The top genes suggested a trend of being involved in the apoptotic processes (CAMK1D, METTL15, and MAP2K4). Enrichment analyses based on GO terms also detect such inclinations (R-HAS-140432: apoptosis induced DNA fragmentation, supplementary materials), and further suggested certain roles in neurogenesis and glia cell development. Moreover, p-PRS results also emphasized that the genetic loadings of dendrite development are associated with the AA cluster in different ways between ADHD and TD groups, which were also implied by the top contributed gene CAMK1D (Table 1). Briefly, our results suggested that possibly both apoptotic and dendrite-related processes impact the white matter in the right CP and PLIC in ADHD specific ways.
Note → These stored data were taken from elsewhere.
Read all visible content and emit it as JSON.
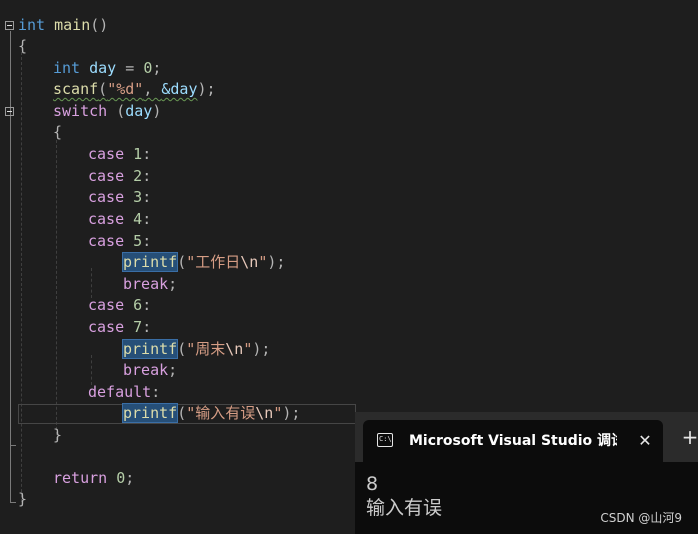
{
  "editor": {
    "lines": {
      "l1": {
        "kw_int": "int",
        "fn_main": "main",
        "parens": "()"
      },
      "l2": {
        "brace": "{"
      },
      "l3": {
        "kw_int": "int",
        "var_day": "day",
        "eq": " = ",
        "num": "0",
        "semi": ";"
      },
      "l4": {
        "fn_scanf": "scanf",
        "open": "(",
        "fmt": "\"%d\"",
        "comma": ", ",
        "amp_day": "&day",
        "close": ");"
      },
      "l5": {
        "kw_switch": "switch",
        "open": " (",
        "var_day": "day",
        "close": ")"
      },
      "l6": {
        "brace": "{"
      },
      "l7": {
        "kw_case": "case",
        "val": " 1",
        "colon": ":"
      },
      "l8": {
        "kw_case": "case",
        "val": " 2",
        "colon": ":"
      },
      "l9": {
        "kw_case": "case",
        "val": " 3",
        "colon": ":"
      },
      "l10": {
        "kw_case": "case",
        "val": " 4",
        "colon": ":"
      },
      "l11": {
        "kw_case": "case",
        "val": " 5",
        "colon": ":"
      },
      "l12": {
        "fn_printf": "printf",
        "open": "(",
        "str": "\"工作日",
        "esc": "\\n",
        "str_end": "\"",
        "close": ");"
      },
      "l13": {
        "kw_break": "break",
        "semi": ";"
      },
      "l14": {
        "kw_case": "case",
        "val": " 6",
        "colon": ":"
      },
      "l15": {
        "kw_case": "case",
        "val": " 7",
        "colon": ":"
      },
      "l16": {
        "fn_printf": "printf",
        "open": "(",
        "str": "\"周末",
        "esc": "\\n",
        "str_end": "\"",
        "close": ");"
      },
      "l17": {
        "kw_break": "break",
        "semi": ";"
      },
      "l18": {
        "kw_default": "default",
        "colon": ":"
      },
      "l19": {
        "fn_printf": "printf",
        "open": "(",
        "str": "\"输入有误",
        "esc": "\\n",
        "str_end": "\"",
        "close": ");"
      },
      "l20": {
        "brace": "}"
      },
      "l22": {
        "kw_return": "return",
        "val": " 0",
        "semi": ";"
      },
      "l23": {
        "brace": "}"
      }
    }
  },
  "console": {
    "tab_title": "Microsoft Visual Studio 调试控制台",
    "icon_glyph": "C:\\",
    "close_glyph": "✕",
    "newtab_glyph": "+",
    "output": [
      "8",
      "输入有误"
    ]
  },
  "watermark": "CSDN @山河9"
}
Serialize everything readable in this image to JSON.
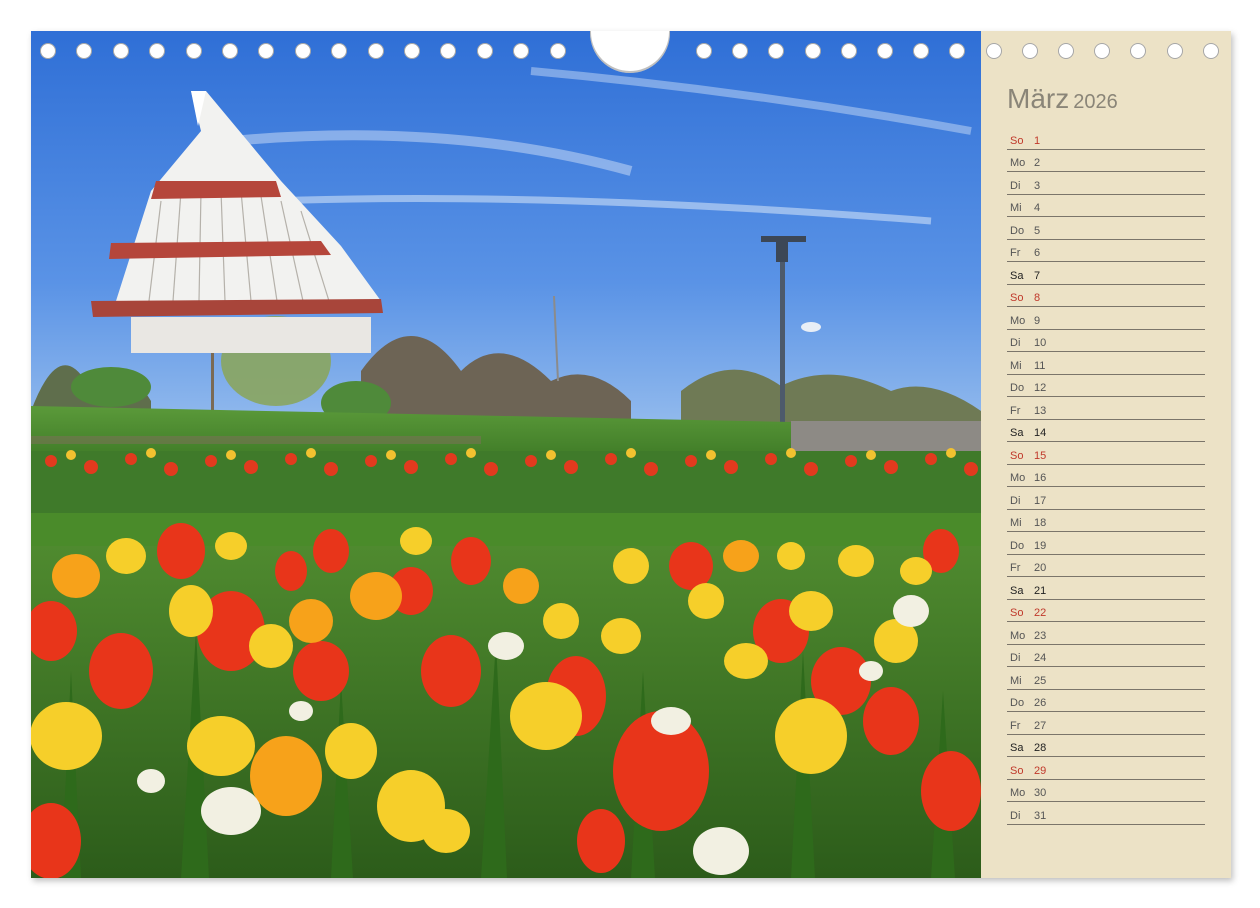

On the other hand, we identified patterns shared between individuals with and without ADHD using the SA-DCCA model. Unsurprisingly, wide-range WM tracts were identified as contributors. We identified six clusters bilaterally located. Four clusters locating in the left hemisphere were involved in the left CP, extended to the left PLIC. Other two clusters locating within the right cerebellum, within the right SLF, and the right PTR to the right SS, respectively. Tractography suggested that the clusters connected wide-range grey matter areas, including the five lobes and the bilateral cerebellum. Genetic analyses highlighted genes involved in more basic neurodevelopmental processes and synaptic function. For instance, the gene FYN, which is responsible for several important neural system developmental processes and the synaptic plasticity [64, 65]. Three zinc-finger protein family members, including the PHF2, ZSCAN31, and CD82 were also suggested. Zinc-finger proteins served as the DNA-binding transcriptional factors, regulate the development of neural system [66]. Based on previous evidence, PHF2 and ZSCAN31 both regulate the prenatal development [67, 68], including the proliferation of progenitors; CD82 is involved in the oligodendrocyte precursor differentiation [69, 70]. Enrichment analyses suggested the involvement of exocytosis, which is a synaptic process which regulate impulse conduction. P-PRS further suggested the regulation of genetic loadings in synapse-related pathways to the SA WM regions. Distinct from AA regions, no interaction effects were found here. To summarize, the interpretations of SA-DCCA model presented a shared pattern among individuals with and without ADHD, specifically, interactions between widespread WM tracts, involved in both projection and association tracts, and genes associated with more general and basic neurodevelopmental processes, including the prenatal brain development and synaptic plasticity.

Conclusion

The current study introduced a set of adversarial DCCA models, which identified ADHD-specific and non-specific gene-brain non-linear multivariate association patterns. Correlations between the right CP, PLIC and the genes responsible for apoptotic and dendrite development process were found to be different in ADHD and TD individuals; the interactions between widespread WM regions, involving bilateral projection and association tracts, and the genes involved in early neural development shared between two diagnostic groups. To conclude, the current results unveiled the etiological pathways of white matter development in ADHD and identified ADHD-specific genetic-brain associations.